I yanked as hard as I could. With a loud rip, the sleeve began to separate from the rest of the jumpsuit.

“What are you doing?” Ashley asked.

“Ripping off a sleeve.”

“I can see that. But
why
are you—?”

“If you wanted to know why, you should have asked that in the first place.”

“Aaaaaarghh.”

I grinned again. Yes, I was in a good mood. I knew exactly how we were going to prove Lance Evenson was behind this.

I plucked at the loosened material in my hands. “When I'm finished with this, you'll be ready to call me a genius.”

I explained as I continued to unravel threads from the jumpsuit.

And she, too, began to smile.

CHAPTER 15

Half an hour later, Ashley and I returned to the robot lab. Much as I wanted to rush through the checklist process, Ashley forced us to go slowly.

Finally I was strapped in place, in darkness and silence.

Then, as always, came the sensation of falling … falling ….

My return to sight brought the striped shadows of the airvent cover of Lance Evenson's bunk. Those shadows fell on the DVD-gigarom that was taped to the inside of the vent.

I brought one of the ant-bot arms up in front of me. I waggled it, simply because I never got tired of working a robot through the nerve impulses sent by my brain. Incredible as the ant-bot's engineering might be, I didn't intend to try to move the disc or carry it.

No, even here in the weightlessness of outer space, that would take something else.

I didn't have to wait long.

Just as the air current had earlier sent the ant-bot floating down here to the vent cover, it now brought something else.

Thread.

Or, more precisely, one thread tied to another thread tied to another and another and another.
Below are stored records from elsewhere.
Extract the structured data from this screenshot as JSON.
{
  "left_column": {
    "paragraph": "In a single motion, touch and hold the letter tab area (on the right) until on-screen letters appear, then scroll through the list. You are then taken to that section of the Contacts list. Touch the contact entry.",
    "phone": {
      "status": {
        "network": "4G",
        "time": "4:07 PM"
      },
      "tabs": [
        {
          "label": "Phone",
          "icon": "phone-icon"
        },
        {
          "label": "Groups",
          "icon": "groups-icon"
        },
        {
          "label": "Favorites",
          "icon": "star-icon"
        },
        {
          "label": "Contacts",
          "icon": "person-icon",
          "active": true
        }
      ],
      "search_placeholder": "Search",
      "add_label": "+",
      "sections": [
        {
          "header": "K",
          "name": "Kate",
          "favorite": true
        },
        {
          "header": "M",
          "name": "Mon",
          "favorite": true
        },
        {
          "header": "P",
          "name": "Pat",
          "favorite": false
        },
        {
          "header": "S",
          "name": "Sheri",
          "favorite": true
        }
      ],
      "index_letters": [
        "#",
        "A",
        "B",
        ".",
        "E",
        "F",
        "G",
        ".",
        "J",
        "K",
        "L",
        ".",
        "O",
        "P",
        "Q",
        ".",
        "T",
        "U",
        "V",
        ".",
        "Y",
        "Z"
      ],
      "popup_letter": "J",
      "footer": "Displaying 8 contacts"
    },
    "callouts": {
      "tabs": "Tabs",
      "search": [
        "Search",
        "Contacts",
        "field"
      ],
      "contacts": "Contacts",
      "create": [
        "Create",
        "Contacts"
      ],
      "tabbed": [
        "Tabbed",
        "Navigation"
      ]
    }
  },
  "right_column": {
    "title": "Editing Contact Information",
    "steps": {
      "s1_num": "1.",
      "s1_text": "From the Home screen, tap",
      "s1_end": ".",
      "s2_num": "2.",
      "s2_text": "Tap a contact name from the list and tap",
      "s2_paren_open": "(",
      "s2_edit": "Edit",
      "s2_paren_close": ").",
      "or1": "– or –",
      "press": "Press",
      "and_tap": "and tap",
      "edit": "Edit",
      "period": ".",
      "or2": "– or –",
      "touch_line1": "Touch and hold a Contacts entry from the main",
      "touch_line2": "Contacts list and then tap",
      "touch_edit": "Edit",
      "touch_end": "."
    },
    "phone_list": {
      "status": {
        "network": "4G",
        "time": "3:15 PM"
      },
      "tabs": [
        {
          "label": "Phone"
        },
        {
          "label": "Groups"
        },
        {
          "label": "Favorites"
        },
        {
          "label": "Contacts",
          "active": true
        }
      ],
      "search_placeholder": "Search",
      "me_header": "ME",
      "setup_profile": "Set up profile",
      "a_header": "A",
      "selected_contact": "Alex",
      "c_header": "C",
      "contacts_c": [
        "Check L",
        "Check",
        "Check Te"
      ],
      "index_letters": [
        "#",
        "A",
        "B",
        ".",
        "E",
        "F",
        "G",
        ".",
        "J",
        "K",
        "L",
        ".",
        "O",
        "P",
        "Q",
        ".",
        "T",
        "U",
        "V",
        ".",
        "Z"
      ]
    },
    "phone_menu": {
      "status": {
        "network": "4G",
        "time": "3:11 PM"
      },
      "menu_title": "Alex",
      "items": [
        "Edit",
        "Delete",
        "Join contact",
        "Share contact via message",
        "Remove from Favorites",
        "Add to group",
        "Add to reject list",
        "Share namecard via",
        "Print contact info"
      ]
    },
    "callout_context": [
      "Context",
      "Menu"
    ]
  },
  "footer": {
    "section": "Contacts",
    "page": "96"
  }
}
I had taken threads from the jumpsuit and knotted them to form a long, long single thread. Then, to make sure the air current would bring the thread down the vent, I had tied one end to a small square of paper.

Through the video lens of the ant-bot, I watched that small square approach like a sail ahead of a breeze in one of the pirate movies I loved to watch. The thread trailing it was invisible in the darkness of the vent shaft. But when the paper reached the vent cover, I was easily able to grab the piece of thread in the tiny robot hand. I pulled it loose from the piece of paper.

The only tricky part would come next.

Because of the lack of gravity, I could not simply let go of the vent cover and expect to drop. I would have to launch the ant-bot in the direction of the disc.

Seconds later I made the leap. Although I covered only about six inches, to the ant-bot it was like a jump that covered five football fields.

As the ant-bot floated through the air, I tied one end of the thread around the ant-bot's other arm. Though it was just a thread of fabric, it seemed like a rope. When I landed, I had the rope securely lashed. Then both of the ant-bot's arms were free for use.